For online retailers, it’s expected that consumers will embrace the e-commerce platform more than ever. However, Numerator warns that this spike may not last after the virus has slowed. “Online sales also see year over year increase expected in this growing channel, although the indices may still be inflated due to stock-up shopping,” the report said. “As with Dollar Stores, we see a further spike by week eight, popping to a 126, up more than ten points from the next highest week. Notably, online shopping is largely being driven by incremental trips, spiking to a 116 index that same week.”

Reacting in a Time of Crisis

It’s undoubtedly a time of uncertainty, but there shouldn’t necessarily be a need to panic. Here are some ways that retailers can react during these difficult times.

  1. Source Locally

    “If there’s not an existing relationship with a local source it’s a good idea for businesses to identify providers of similar quality products from factories in countries not significantly impacted by COVID-19, with a particular focus on suppliers in Australia,” said Shuey Shujab, CEO of Whitehat Agency. “This would have the double benefit of having a positive impact on Australian manufacturing.” Australian retailers must help push SMEs throughout the country, so we can all remain on top of the crisis together.

  2. Be Digitally Native

    At this time, it seems that many Australians will rely on online shopping to get by. As such, retailers must also embrace this channel. Although there are predictions that these higher sales numbers may not last following the virus outbreak, creating a digitally-sound site that operates during high traffic levels is a great way to stay ahead in the tumultuous retail landscape.

    “Businesses that have a focus on face-to-face learning or networking can protect their revenue by running online webinars or courses instead of delivering face-to-face conferences, trade shows or promotional events,” Shujab said. “With a clear digital strategy, this can be very effective in making up for the leads those businesses would have otherwise generated at such events.”

  3. Remain Transparent

    Now, more than ever, is the time to stay transparent.

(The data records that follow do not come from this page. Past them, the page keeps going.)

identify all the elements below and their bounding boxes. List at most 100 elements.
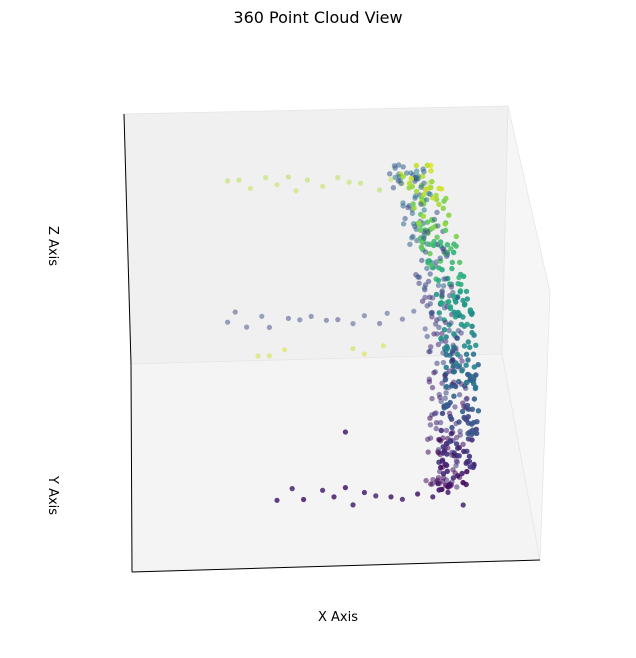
strip-point: [373, 493, 379, 499]
cloud-point: [412, 193, 419, 199]
cloud-point: [421, 180, 427, 186]
cloud-point: [460, 441, 466, 447]
cloud-point: [441, 327, 448, 333]
strip-point: [274, 182, 280, 188]
cloud-point: [442, 373, 448, 379]
cloud-point: [417, 227, 424, 233]
y-axis-line: [130, 363, 133, 573]
cloud-point: [427, 348, 433, 355]
cloud-point: [429, 384, 436, 391]
cloud-point: [450, 437, 456, 444]
cloud-point: [444, 451, 450, 457]
strip-point: [388, 176, 394, 183]
cloud-point: [434, 360, 440, 366]
cloud-point: [439, 300, 445, 307]
cloud-point: [438, 398, 444, 405]
cloud-point: [418, 244, 425, 250]
cloud-point: [396, 162, 402, 168]
strip-point: [308, 313, 314, 319]
cloud-point: [471, 430, 478, 436]
cloud-point: [421, 207, 427, 213]
cloud-point: [428, 262, 434, 268]
cloud-point: [458, 321, 465, 328]
cloud-point: [408, 175, 414, 182]
strip-point: [361, 351, 367, 357]
cloud-point: [461, 343, 468, 349]
cloud-point: [440, 283, 447, 289]
cloud-point: [413, 188, 420, 195]
cloud-point: [464, 468, 470, 475]
strip-point: [335, 317, 341, 323]
cloud-point: [449, 265, 455, 272]
cloud-point: [459, 368, 465, 374]
cloud-point: [420, 173, 426, 179]
cloud-point: [429, 412, 435, 418]
strip-point: [342, 485, 348, 491]
point-cloud: [225, 162, 482, 508]
cloud-point: [453, 243, 459, 249]
cloud-point: [457, 428, 463, 434]
cloud-point: [458, 330, 464, 336]
cloud-point: [424, 219, 431, 225]
cloud-point: [452, 404, 458, 410]
cloud-point: [456, 392, 463, 398]
cloud-point: [428, 310, 434, 316]
cloud-point: [423, 477, 429, 484]
cloud-point: [460, 297, 466, 304]
cloud-point: [404, 170, 410, 176]
strip-point: [266, 324, 272, 330]
strip-point: [415, 491, 421, 497]
strip-point: [388, 494, 394, 500]
cloud-point: [475, 362, 481, 368]
cloud-point: [443, 390, 449, 396]
cloud-point: [455, 281, 461, 287]
cloud-point: [471, 381, 477, 387]
cloud-point: [411, 205, 417, 211]
cloud-point: [459, 470, 465, 477]
cloud-point: [434, 331, 440, 337]
strip-point: [285, 315, 291, 321]
cloud-point: [402, 215, 408, 222]
cloud-point: [439, 330, 445, 337]
strip-point: [350, 502, 356, 508]
cloud-point: [438, 335, 444, 342]
strip-point: [232, 309, 238, 315]
cloud-point: [448, 284, 455, 290]
cloud-point: [444, 242, 451, 248]
cloud-point: [467, 464, 473, 470]
cloud-point: [442, 221, 448, 227]
cloud-point: [433, 425, 439, 432]
cloud-point: [435, 282, 442, 289]
cloud-point: [444, 252, 450, 258]
cloud-point: [422, 249, 429, 255]
cloud-point: [431, 216, 438, 223]
cloud-point: [455, 294, 461, 301]
cloud-point: [447, 304, 454, 310]
strip-point: [377, 187, 383, 193]
cloud-point: [446, 212, 452, 218]
cloud-point: [469, 323, 475, 329]
cloud-point: [416, 280, 422, 286]
cloud-point: [444, 343, 450, 350]
strip-point: [263, 175, 269, 181]
cloud-point: [463, 460, 469, 466]
cloud-point: [440, 359, 447, 366]
strip-point: [430, 494, 436, 500]
cloud-point: [436, 265, 442, 271]
z-axis-line: [123, 113, 132, 365]
cloud-point: [429, 395, 435, 402]
cloud-point: [440, 205, 446, 211]
strip-point: [460, 502, 466, 508]
cloud-point: [443, 427, 450, 434]
cloud-point: [427, 435, 434, 441]
cloud-point: [446, 410, 453, 416]
cloud-point: [442, 319, 449, 326]
cloud-point: [443, 383, 450, 390]
cloud-point: [443, 195, 449, 202]
strip-point: [377, 320, 383, 327]
cloud-point: [436, 201, 442, 208]
cloud-point: [431, 370, 437, 376]
cloud-point: [441, 305, 448, 311]
cloud-point: [427, 250, 433, 257]
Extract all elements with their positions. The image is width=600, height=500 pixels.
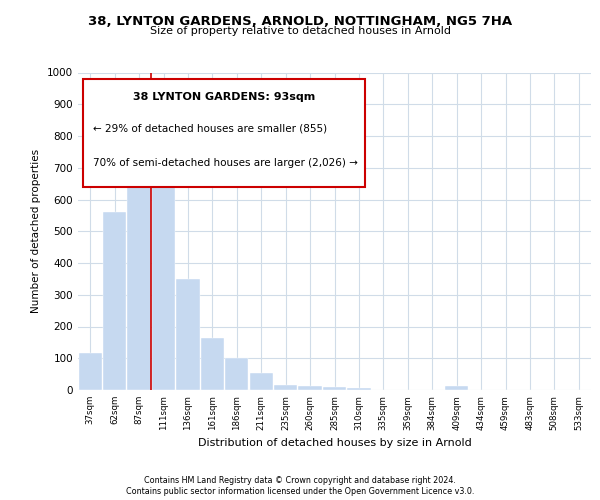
FancyBboxPatch shape bbox=[83, 79, 365, 187]
Bar bbox=[152, 146, 175, 390]
Text: 70% of semi-detached houses are larger (2,026) →: 70% of semi-detached houses are larger (… bbox=[94, 158, 358, 168]
Y-axis label: Number of detached properties: Number of detached properties bbox=[31, 149, 41, 314]
Bar bbox=[127, 142, 151, 390]
Bar bbox=[225, 358, 248, 390]
Bar bbox=[250, 372, 273, 390]
Text: 38, LYNTON GARDENS, ARNOLD, NOTTINGHAM, NG5 7HA: 38, LYNTON GARDENS, ARNOLD, NOTTINGHAM, … bbox=[88, 15, 512, 28]
Bar bbox=[79, 354, 102, 390]
Bar bbox=[103, 212, 126, 390]
Bar bbox=[323, 388, 346, 390]
Text: ← 29% of detached houses are smaller (855): ← 29% of detached houses are smaller (85… bbox=[94, 124, 328, 134]
X-axis label: Distribution of detached houses by size in Arnold: Distribution of detached houses by size … bbox=[197, 438, 472, 448]
Bar bbox=[298, 386, 322, 390]
Text: Contains HM Land Registry data © Crown copyright and database right 2024.: Contains HM Land Registry data © Crown c… bbox=[144, 476, 456, 485]
Text: Size of property relative to detached houses in Arnold: Size of property relative to detached ho… bbox=[149, 26, 451, 36]
Bar bbox=[347, 388, 371, 390]
Text: 38 LYNTON GARDENS: 93sqm: 38 LYNTON GARDENS: 93sqm bbox=[133, 92, 316, 102]
Text: Contains public sector information licensed under the Open Government Licence v3: Contains public sector information licen… bbox=[126, 487, 474, 496]
Bar bbox=[445, 386, 468, 390]
Bar bbox=[201, 338, 224, 390]
Bar bbox=[176, 279, 200, 390]
Bar bbox=[274, 385, 297, 390]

Whether it’s stock, delivery times or the safety of staff, staying open ad clear about what is going on is a great way to keep the population calm and build trust along the way. Remain on top of stock levels online, and send out emails updating consumers of the updated delivery processes along the way. People are in a state of panic – if a retailer can appear calm at the surface and help the consumer in any way they can, it will be better in the long run.